В каждом городе среди посетителей вечеров Маяковского неизменно присутствовала и окололитературная публика, пытавшаяся вывести его из себя и спровоцировать на скандал. На подобные «уколы» Владимир Маяковский всегда отвечал грубо и дерзко, но с виртуозным остроумием. Особенно в тех случаях, когда затрагивался вопрос о «непонятности» его поэзии читателю.
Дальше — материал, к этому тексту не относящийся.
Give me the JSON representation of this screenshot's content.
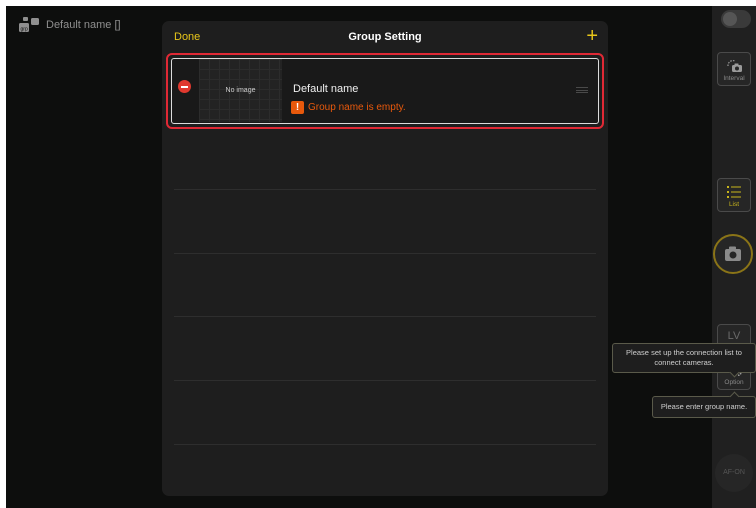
{
  "top_bar": {
    "group_label": "Default name []",
    "group_icon": "camera-group-icon"
  },
  "modal": {
    "done_label": "Done",
    "title": "Group Setting",
    "add_label": "+",
    "group": {
      "thumbnail_text": "No image",
      "name": "Default name",
      "error_icon": "!",
      "error_text": "Group name is empty."
    }
  },
  "right_panel": {
    "interval_label": "Interval",
    "list_label": "List",
    "lv_label": "LV",
    "option_label": "Option",
    "af_on_label": "AF-ON"
  },
  "tooltips": {
    "connection_text": "Please set up the connection list to connect cameras.",
    "group_name_text": "Please enter group name."
  },
  "colors": {
    "accent": "#e8c61a",
    "error": "#e8590c",
    "highlight_border": "#e02935"
  }
}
Тверской вечер не стал исключением. Тот же М. Бритов отмечал:
«На сцену перепархивали записочки. Посматривая изредка на их растущую горку, Владимир Владимирович каждый раз по-особому встряхивал головой и, улыбаясь, продолжал читать. Очевидно, он предвидел их содержание…
— Большинство этих записок, — сказал он, — задают люди, которым нет дела до литературы. Зачитывать — напрасно тратить время…»
16 июня 1927 г. «Тверская правда» напечатала отчет о вечере, подписанный инициалами «И. К.-К». За ними спрятался один из местных «пролетарских» критиков Исаак Кац-Каган. Несколько хвалебных фраз в адрес поэта не могли скрыть ту неприязнь, с которой Кац-Каган стремился не только принизить само выступление Маяковского, но и поставить под сомнение необходимость и полезность его творчества читателю:
«Маяковский, безусловно, ценный, для нашей современности писатель. Он — живое эхо своих дней, он — рупор чувств и настроений массы. Но Маяковский далеко от нашего быта, от понимания рабочих и крестьян. Он не проникает огромным большинством своих вещей в “нутро” нашего нового читателя.
Мало рабочих комнат, где на этажерке хранилась книжка Маяковского. Писатель надеется на жизнь в грядущих поколениях, — не будем отнимать у него этой надежды, не станем разочаровывать. Однако, склонность к буйству в литературе (наследие футуризма) спорит в Маяковском со зрелой мыслью пролетарского творца. Поэтому и очередной дебош (выделено нами — А. Б.) вышел боком».
Что подразумевал под «дебошем» Кац-Каган? По словам П. Лавута, Маяковский был в тот вечер в приподнятом настроении, так как накануне с радостью узнал о выходе из печати первого тома его полного собрания сочинений.
Другой свидетель — известный в прошлом тверской журналист Николай Балакин вспоминал: «Поступали вопросы злоехидные. И обязательно о “непонятности” стихов Маяковского. Маяковский с афористической краткостью и меткостью отвечал на них. Зал волновался, смеялся, аплодировал, шумел» («Калининская правда». 1973. 19 июля).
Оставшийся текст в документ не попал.